Given an integer array nums, return all the triplets [nums[i], nums[j], nums[k]] such that:

• i != j, i != k, and j != k
• nums[i] + nums[j] + nums[k] == 0

The solution set must not contain duplicate triplets.

Solve Here: 3Sum

Examples:

Input	Output
nums = [-1,0,1,2,-1,-4]	[[-1,-1,2],[-1,0,1]]
nums = [0,1,1]	[]
nums = [0,0,0]	[[0,0,0]]

Edge Cases:

1. All positive or all negative numbers: If all numbers are positive or negative, there can’t be a triplet that sums to zero.
2. Multiple identical numbers: If there are multiple instances of the same number, care must be taken to avoid duplicate triplets in the output.

Solution Approach:

1. Two Pointers

• Description: First, sort the array, then iterate through each number and use two pointers (left and right) to find two other numbers that sum to zero.
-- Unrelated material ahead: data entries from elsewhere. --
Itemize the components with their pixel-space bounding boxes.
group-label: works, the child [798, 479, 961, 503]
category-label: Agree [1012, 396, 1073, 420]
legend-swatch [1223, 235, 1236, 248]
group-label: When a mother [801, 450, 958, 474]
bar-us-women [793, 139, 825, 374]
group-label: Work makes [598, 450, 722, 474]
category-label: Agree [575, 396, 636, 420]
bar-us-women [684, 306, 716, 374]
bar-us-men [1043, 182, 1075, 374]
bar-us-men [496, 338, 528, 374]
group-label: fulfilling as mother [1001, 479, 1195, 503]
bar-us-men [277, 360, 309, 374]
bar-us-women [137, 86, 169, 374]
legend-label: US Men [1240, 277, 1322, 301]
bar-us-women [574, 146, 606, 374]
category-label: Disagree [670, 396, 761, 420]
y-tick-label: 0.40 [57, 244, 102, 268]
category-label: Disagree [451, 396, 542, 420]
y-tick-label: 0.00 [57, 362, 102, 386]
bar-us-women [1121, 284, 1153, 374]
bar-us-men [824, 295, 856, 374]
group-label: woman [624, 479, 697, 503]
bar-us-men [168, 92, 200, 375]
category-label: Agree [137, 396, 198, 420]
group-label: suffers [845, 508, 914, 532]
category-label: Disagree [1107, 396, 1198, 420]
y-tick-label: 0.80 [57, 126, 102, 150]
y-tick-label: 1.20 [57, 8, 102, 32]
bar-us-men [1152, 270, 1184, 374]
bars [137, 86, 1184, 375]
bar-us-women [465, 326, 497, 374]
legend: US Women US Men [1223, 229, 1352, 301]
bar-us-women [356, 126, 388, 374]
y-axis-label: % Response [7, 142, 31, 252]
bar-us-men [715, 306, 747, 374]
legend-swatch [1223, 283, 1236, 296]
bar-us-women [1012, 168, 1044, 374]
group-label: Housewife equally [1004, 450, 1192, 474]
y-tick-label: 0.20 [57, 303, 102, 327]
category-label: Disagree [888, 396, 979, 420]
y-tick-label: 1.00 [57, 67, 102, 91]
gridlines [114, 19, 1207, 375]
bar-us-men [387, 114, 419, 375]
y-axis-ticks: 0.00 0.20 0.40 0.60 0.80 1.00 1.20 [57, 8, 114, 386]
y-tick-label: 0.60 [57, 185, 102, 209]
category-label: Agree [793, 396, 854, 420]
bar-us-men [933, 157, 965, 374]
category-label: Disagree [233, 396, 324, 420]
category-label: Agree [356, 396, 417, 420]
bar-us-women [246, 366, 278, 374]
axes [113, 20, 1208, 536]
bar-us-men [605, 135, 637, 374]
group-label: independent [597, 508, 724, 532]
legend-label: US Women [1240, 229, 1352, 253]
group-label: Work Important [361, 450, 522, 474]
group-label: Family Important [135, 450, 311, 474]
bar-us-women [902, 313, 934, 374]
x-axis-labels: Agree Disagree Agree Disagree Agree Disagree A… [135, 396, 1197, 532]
After finding a valid triplet, move both pointers inward while avoiding duplicates.
• Time Complexity: O(n²) – one loop to fix a number and a two-pointer loop to find the remaining two numbers
• Space Complexity: O(1) – only constant space aside from the input array and result

fun threeSum(nums: IntArray): List<List<Int>> {
    val result = mutableListOf<List<Int>>()
  
    nums.sort()
  
    for (i in nums.indices) {
        if (i > 0 && nums[i] == nums[i - 1]) continue
        var left = i + 1
        var right = nums.size - 1
  
        while (left < right) {
            when {
                nums[i] + nums[left] + nums[right] == 0 -> {
                    result.add(listOf(nums[i], nums[left], nums[right]))
                    left++
                    right--
                    while (left < right && nums[left] == nums[left - 1]) left++
                    while (left < right && nums[right] == nums[right + 1]) right--
                }
              
                nums[i] + nums[left] + nums[right] < 0 -> left++
              
                else -> right--
            }
        }
    }
  
    return result
}

Complexity Comparison:

Approach	Time Complexity	Space Complexity
Two Pointers	O(n²)	O(1)

Conclusion:

The Two Pointers approach is the efficient solution for this problem with a time complexity of O(n²). The sorting step simplifies the process of finding valid triplets and avoiding duplicates.